In this talk, we will describe the motivation and different approaches we have considered, the high-level design of the solution we choose, also the performance metrics in benchmark and production environments.
The database team at GitHub is tasked with keeping the data available and with maintaining its integrity. Our infrastructure automates away much of our operation, but automation requires trust, and trust is gained by testing. This session highlights three examples of infrastructure testing automation that helps us sleep better at night:
- Backups: scheduling backups; making backup data accessible to our engineers; auto-restores and backup validation. What metrics and alerts we have in place.
- Failovers: how we continuously test our failover mechanism, orchestrator. How we setup a failover scenario, what defines a successful failover, how we automate away the cleanup. What we do in production.
- Schema migrations: how we ensure that gh-ost, our schema migration tool, which keeps rewriting our (and your!) data, does the right thing. How we test new branches in production without putting production data at risk.

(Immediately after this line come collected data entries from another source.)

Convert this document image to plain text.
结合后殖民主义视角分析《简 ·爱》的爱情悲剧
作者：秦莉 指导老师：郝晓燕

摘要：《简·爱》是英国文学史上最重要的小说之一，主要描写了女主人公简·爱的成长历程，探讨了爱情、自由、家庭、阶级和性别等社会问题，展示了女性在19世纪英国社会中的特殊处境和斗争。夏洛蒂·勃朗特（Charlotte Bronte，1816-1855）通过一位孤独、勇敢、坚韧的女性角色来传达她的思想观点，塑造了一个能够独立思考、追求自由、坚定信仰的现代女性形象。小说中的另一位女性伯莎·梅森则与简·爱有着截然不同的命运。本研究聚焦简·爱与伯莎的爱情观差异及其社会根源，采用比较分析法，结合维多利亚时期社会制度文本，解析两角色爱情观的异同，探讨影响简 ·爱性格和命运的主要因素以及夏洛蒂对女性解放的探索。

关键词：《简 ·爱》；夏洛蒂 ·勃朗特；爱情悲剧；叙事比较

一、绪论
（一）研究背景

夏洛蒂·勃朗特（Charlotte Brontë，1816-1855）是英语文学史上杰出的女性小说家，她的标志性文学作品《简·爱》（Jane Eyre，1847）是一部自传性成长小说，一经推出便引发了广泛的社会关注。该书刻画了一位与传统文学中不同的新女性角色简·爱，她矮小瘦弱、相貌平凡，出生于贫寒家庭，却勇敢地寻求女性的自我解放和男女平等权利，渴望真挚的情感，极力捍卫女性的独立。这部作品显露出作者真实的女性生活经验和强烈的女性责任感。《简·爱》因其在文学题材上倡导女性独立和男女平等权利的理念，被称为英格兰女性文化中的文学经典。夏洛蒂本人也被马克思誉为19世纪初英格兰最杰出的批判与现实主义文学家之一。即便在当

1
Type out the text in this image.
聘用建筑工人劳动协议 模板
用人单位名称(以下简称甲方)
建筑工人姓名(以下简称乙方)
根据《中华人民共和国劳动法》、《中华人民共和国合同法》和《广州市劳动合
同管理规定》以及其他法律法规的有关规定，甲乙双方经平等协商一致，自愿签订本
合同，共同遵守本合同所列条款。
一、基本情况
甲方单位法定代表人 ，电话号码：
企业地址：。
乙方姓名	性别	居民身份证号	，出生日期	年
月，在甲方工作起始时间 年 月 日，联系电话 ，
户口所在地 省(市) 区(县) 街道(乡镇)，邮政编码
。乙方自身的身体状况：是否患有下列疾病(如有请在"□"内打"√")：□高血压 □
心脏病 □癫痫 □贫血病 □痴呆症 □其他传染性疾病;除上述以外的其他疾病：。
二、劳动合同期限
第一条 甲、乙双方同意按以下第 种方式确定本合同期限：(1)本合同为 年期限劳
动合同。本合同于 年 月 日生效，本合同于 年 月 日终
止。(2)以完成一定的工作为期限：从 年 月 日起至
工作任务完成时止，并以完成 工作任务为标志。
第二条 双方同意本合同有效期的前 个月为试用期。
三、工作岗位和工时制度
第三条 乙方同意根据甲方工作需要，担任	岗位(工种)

Time-series data is now everywhere and increasingly used to power core applications. It also creates a number of technical challenges: to ingest high volumes of data; to ask complex, queries for recent and historical time intervals; to perform time-centric analysis and data management. And this data doesn't exist in isolation: entries are often joined against other relational data to ask key business questions.

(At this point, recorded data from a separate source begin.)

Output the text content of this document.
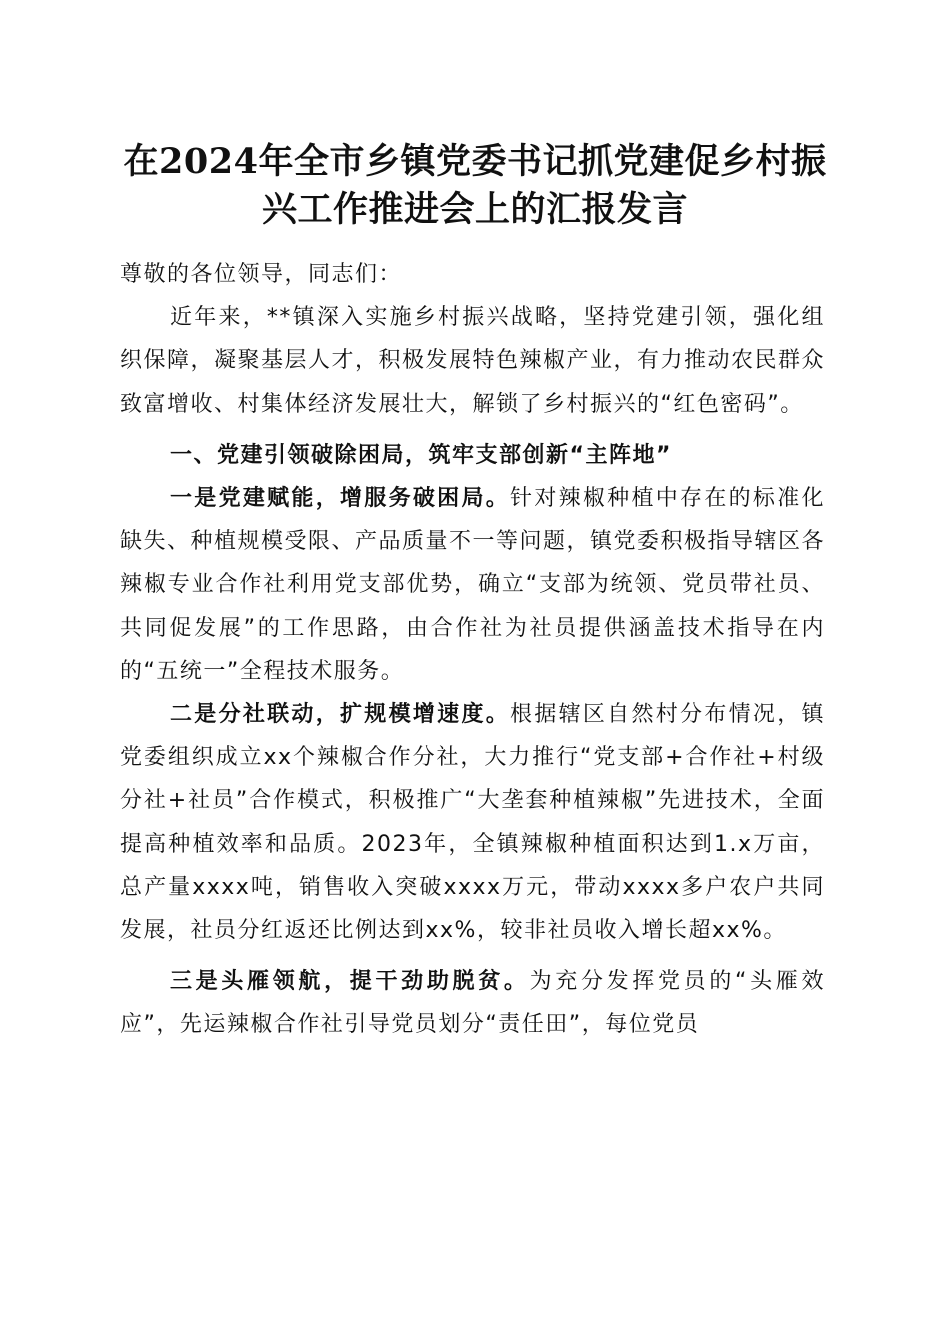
在2024年全市乡镇党委书记抓党建促乡村振
兴工作推进会上的汇报发言

尊敬的各位领导，同志们：

近年来，**镇深入实施乡村振兴战略，坚持党建引领，强化组织保障，凝聚基层人才，积极发展特色辣椒产业，有力推动农民群众致富增收、村集体经济发展壮大，解锁了乡村振兴的“红色密码”。

一、党建引领破除困局，筑牢支部创新“主阵地”

一是党建赋能，增服务破困局。针对辣椒种植中存在的标准化缺失、种植规模受限、产品质量不一等问题，镇党委积极指导辖区各辣椒专业合作社利用党支部优势，确立“支部为统领、党员带社员、共同促发展”的工作思路，由合作社为社员提供涵盖技术指导在内的“五统一”全程技术服务。

二是分社联动，扩规模增速度。根据辖区自然村分布情况，镇党委组织成立xx个辣椒合作分社，大力推行“党支部+合作社+村级分社+社员”合作模式，积极推广“大垄套种植辣椒”先进技术，全面提高种植效率和品质。2023年，全镇辣椒种植面积达到1.x万亩，总产量xxxx吨，销售收入突破xxxx万元，带动xxxx多户农户共同发展，社员分红返还比例达到xx%，较非社员收入增长超xx%。

三是头雁领航，提干劲助脱贫。为充分发挥党员的“头雁效应”，先运辣椒合作社引导党员划分“责任田”，每位党员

In this talk, I offer an overview of how we re-engineered TimescaleDB, a new open-source database designed for time series workloads, engineered up as a plugin to PostgreSQL, in order to simplify time-series application development. Unlike most time-series newcomers, TimescaleDB supports full SQL while achieving fast ingest and complex queries. This enables developers to avoid today's polyglot architectures and their corresponding operational and application complexity.
Tungsten Replicator is a very powerful tool that allows replication between one-to-many or many-to-one style topologies. The replication source can either be MySQL (all versions) or Oracle (from 9i to 12c). The target for the replication can be Cassandra, Elasticsearch, Hadoop, Kafka, MongoDB, MySQL, Oracle, Redshift or Vertica. You can even have a topology that applies to a mixture of these, for example extract from Oracle and apply simultaneously both into Kafka and Hadoop.
This heterogeneous replication model provides a very powerful solution to many businesses. In addition to that, the Tungsten Replicator has many built-in filters allowing you the flexibility of eliminating rows, columns, tables or even whole databases from the source and you can also modify datatypes on the fly.
In this session, we will look at how data can be effectively replicated into Kafka and Elasticsearch and how we use that information as it goes in.
As a distributed key-value storage engine, TiKV supports strong data consistency, auto-horizontal scalability, and ACID transaction. Many users are now using TiKV directly in production as the replacement of other key-value storage, some of them even have scaled TiKV to 100+ Nodes.
In this talk, I will talk about how we make it possible. The details include but not limited to:
1. Why did we choose RocksDB as the backend storage engine? How to optimize it?
2. How to use the Raft consensus algorithm to support data consistency and horizontal scalability?
3. How to support distributed transaction?
4. How to use Prometheus to monitor the systems and troubleshoot?
5. How to test TiKV to verify its correctness and guarantee its stability?